From my point of view:

• Raw pointers are bad

• Comments in code are bad - use functions instead

Main:

• Are these forward declarations really needed?

  // forward declares
  size_t get_payload_size(const char* stream, size_t length);
  void print_line(const char* line, const size_t length, const size_t protocol_header_length);
  void handle_line(ring_buffer& data, const bool print_all, const size_t protocol_header_length);
  std::string get_timestamp(double timestamp, char date_delimeter = '/', char time_delimiter = ':');
  

• This should be a separate function:

  // get protocol header part
  char* start = new char[protocol_header_length + 1]();
  memcpy(start, line, protocol_header_length);
  start[protocol_header_length] = '\0';
  std::cout << start << " ";
  delete[] start;
  

  I would use std::vector instead of raw pointers. With std::vector I would use std::copy.

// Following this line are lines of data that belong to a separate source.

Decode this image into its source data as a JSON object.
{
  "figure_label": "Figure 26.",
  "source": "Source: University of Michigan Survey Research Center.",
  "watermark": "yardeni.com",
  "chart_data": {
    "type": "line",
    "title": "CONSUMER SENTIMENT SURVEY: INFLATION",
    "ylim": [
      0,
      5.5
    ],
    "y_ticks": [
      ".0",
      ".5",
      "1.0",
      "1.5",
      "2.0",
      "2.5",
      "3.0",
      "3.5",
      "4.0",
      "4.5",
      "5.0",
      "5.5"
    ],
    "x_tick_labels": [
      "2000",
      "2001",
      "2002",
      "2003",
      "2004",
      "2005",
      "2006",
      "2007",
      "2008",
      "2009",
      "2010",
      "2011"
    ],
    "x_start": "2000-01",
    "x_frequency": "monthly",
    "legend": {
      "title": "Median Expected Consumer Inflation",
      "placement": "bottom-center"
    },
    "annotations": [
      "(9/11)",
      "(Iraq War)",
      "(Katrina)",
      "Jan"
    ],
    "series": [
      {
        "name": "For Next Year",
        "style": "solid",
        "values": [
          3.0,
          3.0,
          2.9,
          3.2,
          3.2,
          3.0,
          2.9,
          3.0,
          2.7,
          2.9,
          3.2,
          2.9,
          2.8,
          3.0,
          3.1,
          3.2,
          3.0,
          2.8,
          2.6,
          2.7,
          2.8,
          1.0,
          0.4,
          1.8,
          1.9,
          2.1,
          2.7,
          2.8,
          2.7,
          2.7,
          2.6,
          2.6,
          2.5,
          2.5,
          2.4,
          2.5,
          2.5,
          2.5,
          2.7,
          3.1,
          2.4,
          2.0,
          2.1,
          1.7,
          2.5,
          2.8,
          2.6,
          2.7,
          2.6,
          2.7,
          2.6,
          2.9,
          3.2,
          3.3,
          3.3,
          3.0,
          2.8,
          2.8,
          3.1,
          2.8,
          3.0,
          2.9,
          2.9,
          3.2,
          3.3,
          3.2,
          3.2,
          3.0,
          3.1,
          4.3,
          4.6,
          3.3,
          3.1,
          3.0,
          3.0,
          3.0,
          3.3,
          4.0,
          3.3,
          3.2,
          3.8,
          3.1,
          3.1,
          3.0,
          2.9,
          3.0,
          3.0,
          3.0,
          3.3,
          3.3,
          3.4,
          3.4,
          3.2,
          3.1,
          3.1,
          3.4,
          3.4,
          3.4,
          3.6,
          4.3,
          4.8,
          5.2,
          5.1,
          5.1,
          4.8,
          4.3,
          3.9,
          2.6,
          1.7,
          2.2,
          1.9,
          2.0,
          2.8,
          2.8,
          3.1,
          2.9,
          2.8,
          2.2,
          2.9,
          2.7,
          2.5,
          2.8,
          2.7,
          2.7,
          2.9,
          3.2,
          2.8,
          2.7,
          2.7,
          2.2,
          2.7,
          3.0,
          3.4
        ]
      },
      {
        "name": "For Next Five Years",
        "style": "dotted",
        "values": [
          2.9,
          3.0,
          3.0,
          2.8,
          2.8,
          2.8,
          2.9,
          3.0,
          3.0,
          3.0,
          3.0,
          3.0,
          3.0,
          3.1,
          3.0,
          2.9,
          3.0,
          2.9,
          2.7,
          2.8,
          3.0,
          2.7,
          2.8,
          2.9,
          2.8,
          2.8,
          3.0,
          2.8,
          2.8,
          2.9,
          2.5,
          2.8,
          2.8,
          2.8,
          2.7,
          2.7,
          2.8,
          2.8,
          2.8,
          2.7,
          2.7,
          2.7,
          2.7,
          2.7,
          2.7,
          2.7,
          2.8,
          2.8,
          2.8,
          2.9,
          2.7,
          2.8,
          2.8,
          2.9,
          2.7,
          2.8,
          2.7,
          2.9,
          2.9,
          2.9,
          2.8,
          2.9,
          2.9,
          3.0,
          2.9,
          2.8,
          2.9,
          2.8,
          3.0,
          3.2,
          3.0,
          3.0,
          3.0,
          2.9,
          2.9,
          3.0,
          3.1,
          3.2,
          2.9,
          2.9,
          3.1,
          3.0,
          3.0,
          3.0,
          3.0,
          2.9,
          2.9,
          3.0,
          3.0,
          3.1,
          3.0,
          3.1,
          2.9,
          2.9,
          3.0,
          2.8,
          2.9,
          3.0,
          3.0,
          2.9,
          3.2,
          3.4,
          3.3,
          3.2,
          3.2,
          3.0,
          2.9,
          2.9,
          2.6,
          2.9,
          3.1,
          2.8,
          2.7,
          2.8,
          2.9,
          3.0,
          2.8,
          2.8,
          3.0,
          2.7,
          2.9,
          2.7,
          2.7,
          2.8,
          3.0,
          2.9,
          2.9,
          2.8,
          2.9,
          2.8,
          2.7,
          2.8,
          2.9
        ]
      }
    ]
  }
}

• Why do you have assert in your code?

  assert(length - start_pos == data_size);
  

  What does it mean when it fails? What should the user do with it? What would happen when you compile your project with NDEBUG and assertion should fail, but it's not here?

• This should be a separate function:

  // Modified Julian to DMY calculation with an addition of 2415019
  int l = days + 68569 + 2415019;
  int n = int((4 * l) / 146097);
  l = l - int((146097 * n + 3) / 4);
  int i = int((4000 * (l + 1)) / 1461001);
  l = l - int((1461 * i) / 4) + 31;
  int j = int((80 * l) / 2447);
  day = l - int((2447 * j) / 80);
  l = int(j / 11);
  month = j + 2 - (12 * l);
  year = 100 * (n - 49) + i + l;
  

  Why do you have so many magic numbers? What do 2415019 and 146097 mean?

ring_buffer.hpp

• This comment is not necessary: // do not allow copy

• I would replace the RING_BUFFER_HPP_ guard with #pragma once. (please read the discussion in comments)

• Do you really need the raw pointer uint8_t* buffer_ with the new operator? Maybe it could be replaced with std:vector?

• #include <stdint.h> is already included in the header file.